Members Area

GCA Area Committees: The Eldest of Them All

 

October 28, 2021

The Philadelphia Committee of The Garden Club of America

The Garden Club of America (GCA) has four Area Committees: Boston, New Jersey, New York, and la grande dame, the Philadelphia Committee of The Garden Club of America (PCGCA). The committee is the eldest in the family, having been founded in 1964, and has been “planting, pollinating, and protecting our planet. . .” ever since.

Founded to support projects which no one club could support on their own, the PCGCA established the Fertilizer Fund (FF).

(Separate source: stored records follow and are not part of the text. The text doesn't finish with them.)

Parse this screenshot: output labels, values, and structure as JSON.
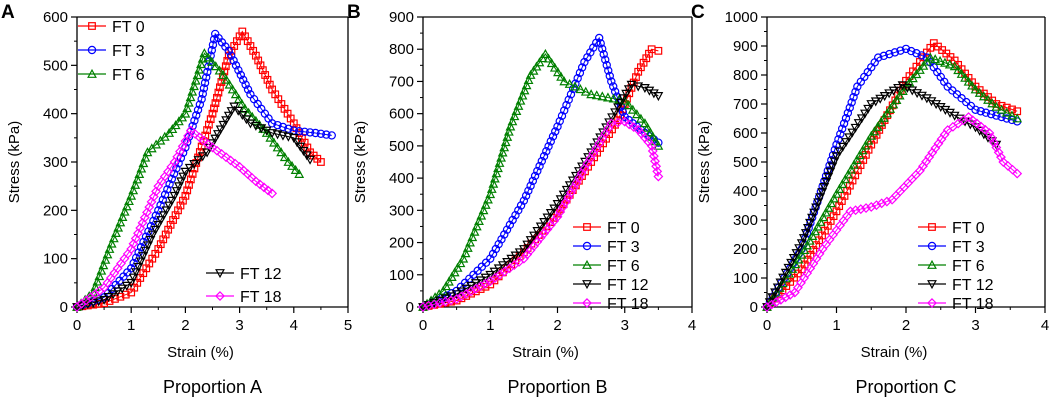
{
  "marker_shapes": {
    "FT 0": "square",
    "FT 3": "circle",
    "FT 6": "triangle-up",
    "FT 12": "triangle-down",
    "FT 18": "diamond"
  },
  "chart_data": [
    {
      "type": "scatter",
      "panel_letter": "A",
      "title": "Proportion A",
      "xlabel": "Strain (%)",
      "ylabel": "Stress (kPa)",
      "xlim": [
        0,
        5
      ],
      "ylim": [
        0,
        600
      ],
      "xticks": [
        0,
        1,
        2,
        3,
        4,
        5
      ],
      "yticks": [
        0,
        100,
        200,
        300,
        400,
        500,
        600
      ],
      "legend_groups": [
        [
          "FT 0",
          "FT 3",
          "FT 6"
        ],
        [
          "FT 12",
          "FT 18"
        ]
      ],
      "series": [
        {
          "name": "FT 0",
          "color": "#ff0000",
          "points": [
            [
              0,
              0
            ],
            [
              0.5,
              8
            ],
            [
              1,
              30
            ],
            [
              1.5,
              120
            ],
            [
              2,
              230
            ],
            [
              2.5,
              400
            ],
            [
              2.8,
              520
            ],
            [
              3.05,
              570
            ],
            [
              3.3,
              520
            ],
            [
              3.6,
              450
            ],
            [
              4,
              380
            ],
            [
              4.3,
              320
            ],
            [
              4.5,
              300
            ]
          ]
        },
        {
          "name": "FT 3",
          "color": "#0000ff",
          "points": [
            [
              0,
              0
            ],
            [
              0.5,
              20
            ],
            [
              1,
              80
            ],
            [
              1.5,
              200
            ],
            [
              2,
              330
            ],
            [
              2.3,
              430
            ],
            [
              2.55,
              565
            ],
            [
              2.8,
              530
            ],
            [
              3.2,
              440
            ],
            [
              3.6,
              380
            ],
            [
              4,
              365
            ],
            [
              4.4,
              360
            ],
            [
              4.7,
              355
            ]
          ]
        },
        {
          "name": "FT 6",
          "color": "#008000",
          "points": [
            [
              0,
              0
            ],
            [
              0.3,
              30
            ],
            [
              0.6,
              120
            ],
            [
              1,
              230
            ],
            [
              1.3,
              320
            ],
            [
              1.7,
              360
            ],
            [
              2,
              400
            ],
            [
              2.35,
              525
            ],
            [
              2.7,
              480
            ],
            [
              3.1,
              410
            ],
            [
              3.5,
              360
            ],
            [
              3.9,
              300
            ],
            [
              4.1,
              275
            ]
          ]
        },
        {
          "name": "FT 12",
          "color": "#000000",
          "points": [
            [
              0,
              0
            ],
            [
              0.5,
              15
            ],
            [
              1,
              50
            ],
            [
              1.4,
              150
            ],
            [
              1.8,
              230
            ],
            [
              2,
              280
            ],
            [
              2.4,
              320
            ],
            [
              2.9,
              415
            ],
            [
              3.2,
              380
            ],
            [
              3.6,
              360
            ],
            [
              4,
              350
            ],
            [
              4.3,
              305
            ]
          ]
        },
        {
          "name": "FT 18",
          "color": "#ff00ff",
          "points": [
            [
              0,
              0
            ],
            [
              0.5,
              40
            ],
            [
              1,
              120
            ],
            [
              1.5,
              250
            ],
            [
              1.8,
              300
            ],
            [
              2.1,
              365
            ],
            [
              2.5,
              330
            ],
            [
              3,
              290
            ],
            [
              3.3,
              260
            ],
            [
              3.6,
              235
            ]
          ]
        }
      ]
    },
    {
      "type": "scatter",
      "panel_letter": "B",
      "title": "Proportion B",
      "xlabel": "Strain (%)",
      "ylabel": "Stress (kPa)",
      "xlim": [
        0,
        4
      ],
      "ylim": [
        0,
        900
      ],
      "xticks": [
        0,
        1,
        2,
        3,
        4
      ],
      "yticks": [
        0,
        100,
        200,
        300,
        400,
        500,
        600,
        700,
        800,
        900
      ],
      "legend_groups": [
        [
          "FT 0",
          "FT 3",
          "FT 6",
          "FT 12",
          "FT 18"
        ]
      ],
      "series": [
        {
          "name": "FT 0",
          "color": "#ff0000",
          "points": [
            [
              0,
              0
            ],
            [
              0.5,
              20
            ],
            [
              1,
              70
            ],
            [
              1.5,
              170
            ],
            [
              2,
              290
            ],
            [
              2.5,
              450
            ],
            [
              2.9,
              580
            ],
            [
              3.2,
              730
            ],
            [
              3.4,
              800
            ],
            [
              3.5,
              795
            ]
          ]
        },
        {
          "name": "FT 3",
          "color": "#0000ff",
          "points": [
            [
              0,
              0
            ],
            [
              0.5,
              50
            ],
            [
              1,
              150
            ],
            [
              1.5,
              330
            ],
            [
              2,
              560
            ],
            [
              2.4,
              760
            ],
            [
              2.62,
              835
            ],
            [
              2.8,
              700
            ],
            [
              3,
              590
            ],
            [
              3.3,
              540
            ],
            [
              3.5,
              510
            ]
          ]
        },
        {
          "name": "FT 6",
          "color": "#008000",
          "points": [
            [
              0,
              0
            ],
            [
              0.3,
              50
            ],
            [
              0.6,
              150
            ],
            [
              1,
              350
            ],
            [
              1.3,
              560
            ],
            [
              1.6,
              720
            ],
            [
              1.82,
              785
            ],
            [
              2.1,
              700
            ],
            [
              2.5,
              660
            ],
            [
              3,
              640
            ],
            [
              3.3,
              570
            ],
            [
              3.5,
              500
            ]
          ]
        },
        {
          "name": "FT 12",
          "color": "#000000",
          "points": [
            [
              0,
              0
            ],
            [
              0.5,
              40
            ],
            [
              1,
              100
            ],
            [
              1.5,
              180
            ],
            [
              2,
              320
            ],
            [
              2.5,
              480
            ],
            [
              2.9,
              620
            ],
            [
              3.1,
              690
            ],
            [
              3.3,
              680
            ],
            [
              3.5,
              655
            ]
          ]
        },
        {
          "name": "FT 18",
          "color": "#ff00ff",
          "points": [
            [
              0,
              0
            ],
            [
              0.5,
              25
            ],
            [
              1,
              80
            ],
            [
              1.5,
              150
            ],
            [
              2,
              280
            ],
            [
              2.4,
              430
            ],
            [
              2.8,
              570
            ],
            [
              3,
              575
            ],
            [
              3.2,
              550
            ],
            [
              3.4,
              500
            ],
            [
              3.5,
              405
            ]
          ]
        }
      ]
    },
    {
      "type": "scatter",
      "panel_letter": "C",
      "title": "Proportion C",
      "xlabel": "Strain (%)",
      "ylabel": "Stress (kPa)",
      "xlim": [
        0,
        4
      ],
      "ylim": [
        0,
        1000
      ],
      "xticks": [
        0,
        1,
        2,
        3,
        4
      ],
      "yticks": [
        0,
        100,
        200,
        300,
        400,
        500,
        600,
        700,
        800,
        900,
        1000
      ],
      "legend_groups": [
        [
          "FT 0",
          "FT 3",
          "FT 6",
          "FT 12",
          "FT 18"
        ]
      ],
      "series": [
        {
          "name": "FT 0",
          "color": "#ff0000",
          "points": [
            [
              0,
              0
            ],
            [
              0.5,
              130
            ],
            [
              1,
              330
            ],
            [
              1.5,
              560
            ],
            [
              2,
              780
            ],
            [
              2.4,
              910
            ],
            [
              2.7,
              850
            ],
            [
              3,
              760
            ],
            [
              3.3,
              700
            ],
            [
              3.6,
              675
            ]
          ]
        },
        {
          "name": "FT 3",
          "color": "#0000ff",
          "points": [
            [
              0,
              0
            ],
            [
              0.5,
              200
            ],
            [
              1,
              560
            ],
            [
              1.3,
              760
            ],
            [
              1.6,
              860
            ],
            [
              2,
              890
            ],
            [
              2.3,
              860
            ],
            [
              2.6,
              760
            ],
            [
              3,
              680
            ],
            [
              3.3,
              660
            ],
            [
              3.6,
              640
            ]
          ]
        },
        {
          "name": "FT 6",
          "color": "#008000",
          "points": [
            [
              0,
              0
            ],
            [
              0.5,
              180
            ],
            [
              1,
              390
            ],
            [
              1.5,
              590
            ],
            [
              2,
              760
            ],
            [
              2.35,
              860
            ],
            [
              2.7,
              830
            ],
            [
              3,
              750
            ],
            [
              3.3,
              690
            ],
            [
              3.6,
              650
            ]
          ]
        },
        {
          "name": "FT 12",
          "color": "#000000",
          "points": [
            [
              0,
              0
            ],
            [
              0.5,
              220
            ],
            [
              1,
              520
            ],
            [
              1.5,
              700
            ],
            [
              1.95,
              765
            ],
            [
              2.3,
              720
            ],
            [
              2.7,
              660
            ],
            [
              3,
              620
            ],
            [
              3.3,
              560
            ]
          ]
        },
        {
          "name": "FT 18",
          "color": "#ff00ff",
          "points": [
            [
              0,
              0
            ],
            [
              0.4,
              50
            ],
            [
              0.8,
              200
            ],
            [
              1.2,
              330
            ],
            [
              1.5,
              345
            ],
            [
              1.8,
              370
            ],
            [
              2.2,
              470
            ],
            [
              2.6,
              610
            ],
            [
              2.9,
              655
            ],
            [
              3.2,
              600
            ],
            [
              3.4,
              500
            ],
            [
              3.6,
              460
            ]
          ]
        }
      ]
    }
  ]
}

Each of the ten clubs that comprise the PCGCA donates either as a club or as individual members to this fund to support small, local horticulture projects. The main criteria for funding a project are the focus must be on horticulture, the organization must be not-for-profit, and the project must be within the city limits of Philadelphia designed to benefit members of the community. 

Although the pandemic might have deterred a less determined group, not so the PCGCA. The FF for 2020-21 funded eighteen grants totaling $51,391. Among the worthy recipients were the food gardens in Historic Fair Hill, Methodist Family Services/Heritage Farm, the West Laurel Hill Cemetery, therapy gardens at Magee Rehabilitation Hospital, and the Pennsylvania Horticultural Society/Logan Square, to name a few. See a full listing of the impressive projects on the PCGCA website. 

To ensure the integrity of their work, the PCGCA takes their oversight responsibilities seriously. The committee carefully reviews and visits each project to make certain the money is well spent. Only horticulture materials, including tools, are funded. Common to all the GCA Area Committees is the gift of being able to work with and get to know members of the other clubs on the committees. PCGCA Chairman Susan Ayres summed it up best when she said, “It’s fun and we do make a difference.”

Photo: the Pennsylvania Horticultural Society/Logan Square

Photo: Philadelphia children learn sustainable farming methods at the Methodist Family Services/Heritage Farm.